At a time when decisions on resolution of a number of stressed accounts are stuck in a limbo, RBI Deputy Governor NS Vishwanathan has asked lenders to speed up the process.
"Timely resolution is very important. I would request you to ensure that resolutions are done in time, not just for regulatory requirement but also because it will result in better valuation going forward," Vishwanathan said.
In the revised framework for resolution of bad assets released on June 7, Vishwanathan said that the central bank has given a lot of freedom to banks to determine the contours. "We are making less intrusive regulations and hope that banks will use this to deal with genuine stress in their balance sheets to address the problem," he said.

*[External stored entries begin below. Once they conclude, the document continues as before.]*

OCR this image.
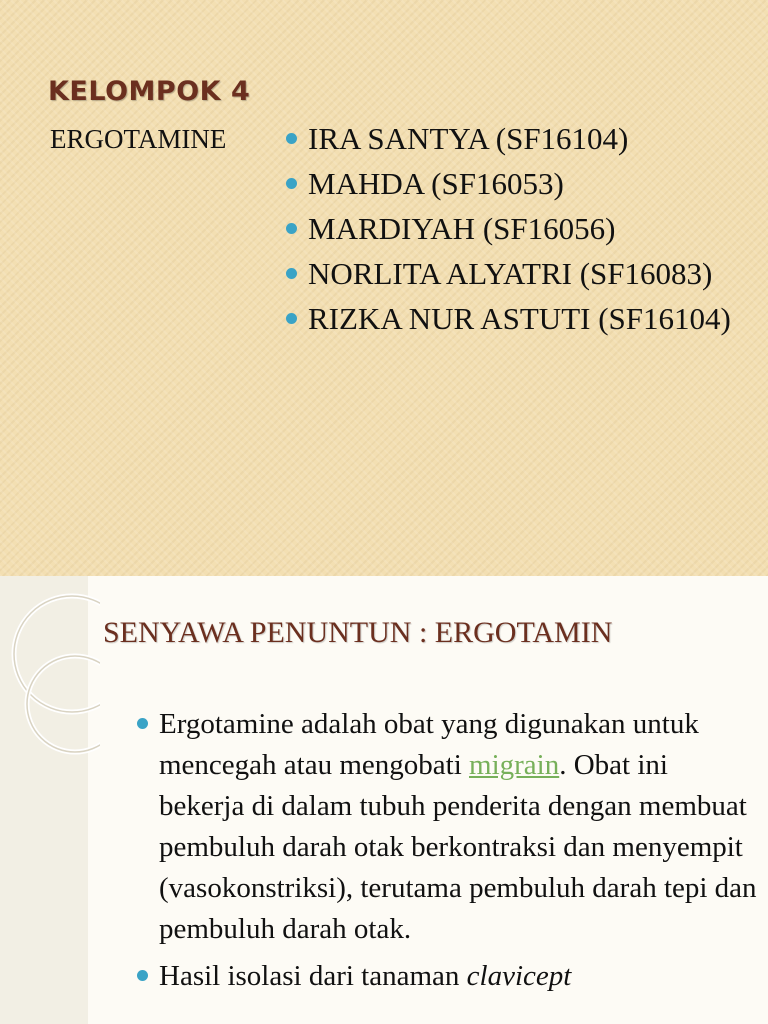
KELOMPOK 4
ERGOTAMINE	IRA SANTYA (SF16104)
MAHDA (SF16053)
MARDIYAH (SF16056)
NORLITA ALYATRI (SF16083)
RIZKA NUR ASTUTI (SF16104)
SENYAWA PENUNTUN : ERGOTAMIN
Ergotamine adalah obat yang digunakan untuk mencegah atau mengobati migrain. Obat ini bekerja di dalam tubuh penderita dengan membuat pembuluh darah otak berkontraksi dan menyempit (vasokonstriksi), terutama pembuluh darah tepi dan pembuluh darah otak.
Hasil isolasi dari tanaman clavicept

As per the new norms, lenders are required to sign an Inter-creditor Agreement (ICA) to decide upon a final resolution plan for a stressed account within 30 days of the first default. The consortium then has a time- frame of 180 days to implement the resolution plan. However, these plans are still facing delays and adding pressure on lenders' balance sheets due to aging provisions.
Vishwanathan also pointed out that the banking regulator has been aligning the needs of the Indian banking system with Basel norms. "As a regulator, we are aligned to your requirements and we will tailor them to the requirements of Indian Industry and banking system but we also have to be consistent with global standards," he said.
He added that the RBI is working on a framework following the reforms published by the Basel committee on Banking Supervision (BCBS) in December 2017. He said that the draft guidelines on the same will be released in 2020 for consulation with stakeholders, with final norms put in place for implementation before 2020.
Vishwanathan also indicated that the regulator will soon be releasing final guidelines on revised compensation policy of top officials of private, foreign banks. The RBI had issued draft guidelines in February 2019. "We have got excellent comments from the market, bankers and HR practitioners and we will soon come out with final guidelines on the revised compensation policy," he said.
The draft proposed that at least 50 percent of compensation of senior officials of private and foreign banks, including whole time directors and chief executive officers should be variable.